What are the use cases for immutable classes?
(Note that Obj-C has use cases for things like NSArray vs. NSMutableArray, or NSString vs. NSMutableString, but we've already made those cases go away in Swift by using value types for arrays and strings.)
I think we would need to also add the concept of fixed member functions (or require the use of mutating as with structs, which would be more consistent but possibly more onerous and maybe even source-breaking). Then you know which methods you're allowed to call on a fixed instance, and within those methods you would also be restricted to fixed or non-mutating methods on your properties.
As for use cases, I've had some situations where I started out making something a struct but ended up switching to class for various reasons - wanting inheritance and/or polymorphism because of how my data types overlap, needing to inherit from NSObject for use with some Cocoa API, etc. The instances are still conceptually data objects, so having it well-defined when those objects can change is valuable.
Which would prevent the declaration of fixed function that try to mutate private members (like caching a result on first call, and then return it on subsequent calls).

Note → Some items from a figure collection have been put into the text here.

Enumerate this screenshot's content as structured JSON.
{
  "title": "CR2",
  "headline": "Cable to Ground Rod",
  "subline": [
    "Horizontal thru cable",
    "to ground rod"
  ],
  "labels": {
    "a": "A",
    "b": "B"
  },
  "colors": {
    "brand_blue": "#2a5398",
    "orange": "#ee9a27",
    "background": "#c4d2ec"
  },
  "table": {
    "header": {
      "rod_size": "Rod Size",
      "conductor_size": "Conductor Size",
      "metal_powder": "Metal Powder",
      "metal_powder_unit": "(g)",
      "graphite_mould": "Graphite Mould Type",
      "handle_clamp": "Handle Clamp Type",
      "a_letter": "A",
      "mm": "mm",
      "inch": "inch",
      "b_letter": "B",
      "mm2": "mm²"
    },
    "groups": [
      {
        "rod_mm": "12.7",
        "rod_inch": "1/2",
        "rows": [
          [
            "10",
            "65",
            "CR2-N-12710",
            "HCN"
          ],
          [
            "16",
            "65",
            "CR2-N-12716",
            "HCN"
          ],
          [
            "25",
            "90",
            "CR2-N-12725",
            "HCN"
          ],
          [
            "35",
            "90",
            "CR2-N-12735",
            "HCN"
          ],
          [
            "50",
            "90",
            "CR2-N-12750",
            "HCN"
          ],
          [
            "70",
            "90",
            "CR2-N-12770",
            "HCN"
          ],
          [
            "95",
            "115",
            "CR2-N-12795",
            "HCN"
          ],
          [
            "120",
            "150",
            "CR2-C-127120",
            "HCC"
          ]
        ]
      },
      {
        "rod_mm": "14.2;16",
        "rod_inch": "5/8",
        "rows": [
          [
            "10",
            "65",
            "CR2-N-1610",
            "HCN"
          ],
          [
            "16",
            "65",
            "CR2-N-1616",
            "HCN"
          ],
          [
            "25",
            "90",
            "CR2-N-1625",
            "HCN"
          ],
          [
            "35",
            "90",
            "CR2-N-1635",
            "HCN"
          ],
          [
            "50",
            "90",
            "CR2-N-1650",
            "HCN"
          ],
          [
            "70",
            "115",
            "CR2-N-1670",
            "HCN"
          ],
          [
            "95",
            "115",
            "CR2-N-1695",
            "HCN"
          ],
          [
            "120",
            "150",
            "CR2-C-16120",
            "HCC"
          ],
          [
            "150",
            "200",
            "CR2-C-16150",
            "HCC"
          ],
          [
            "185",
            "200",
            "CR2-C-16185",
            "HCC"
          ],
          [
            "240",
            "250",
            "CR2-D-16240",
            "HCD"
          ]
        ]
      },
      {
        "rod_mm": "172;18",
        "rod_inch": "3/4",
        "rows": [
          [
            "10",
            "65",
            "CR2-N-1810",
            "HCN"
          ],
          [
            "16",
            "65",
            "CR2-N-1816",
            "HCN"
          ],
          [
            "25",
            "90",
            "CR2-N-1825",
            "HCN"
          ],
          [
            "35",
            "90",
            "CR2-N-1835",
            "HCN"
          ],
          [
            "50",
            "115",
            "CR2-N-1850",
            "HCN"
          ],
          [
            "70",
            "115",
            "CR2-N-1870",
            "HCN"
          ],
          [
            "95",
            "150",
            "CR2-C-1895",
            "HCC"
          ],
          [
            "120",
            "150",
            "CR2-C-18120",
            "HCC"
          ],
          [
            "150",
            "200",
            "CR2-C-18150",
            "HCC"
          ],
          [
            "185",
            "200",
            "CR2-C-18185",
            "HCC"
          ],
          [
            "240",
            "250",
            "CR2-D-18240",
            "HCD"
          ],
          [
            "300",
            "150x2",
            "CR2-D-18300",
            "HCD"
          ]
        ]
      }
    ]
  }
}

Unless you plan to also support explicitly mutating members that would be modifiable from a fixed function. But at this point, we are just reinventing C++ const.
The way I've achieved this pattern in the past (fairly cleanly, IMHO) is to have the "mutable" class as described, and the owner vend a read-only struct (via method on the class instance) representing the values, with both class and struct conforming to a protocol which describes the read-only properties they both provide.
Then the class owner can mutate the values, and non-owners can access the current state of the values via the read-only struct.
To me, this seems a clear expression of the described contract, and honestly very little boilerplate or extra hoops are involved.
In some cases where it made sense, I've even made the state-managed mutable class private, truly locking down all mutations to the scope of the instance owner.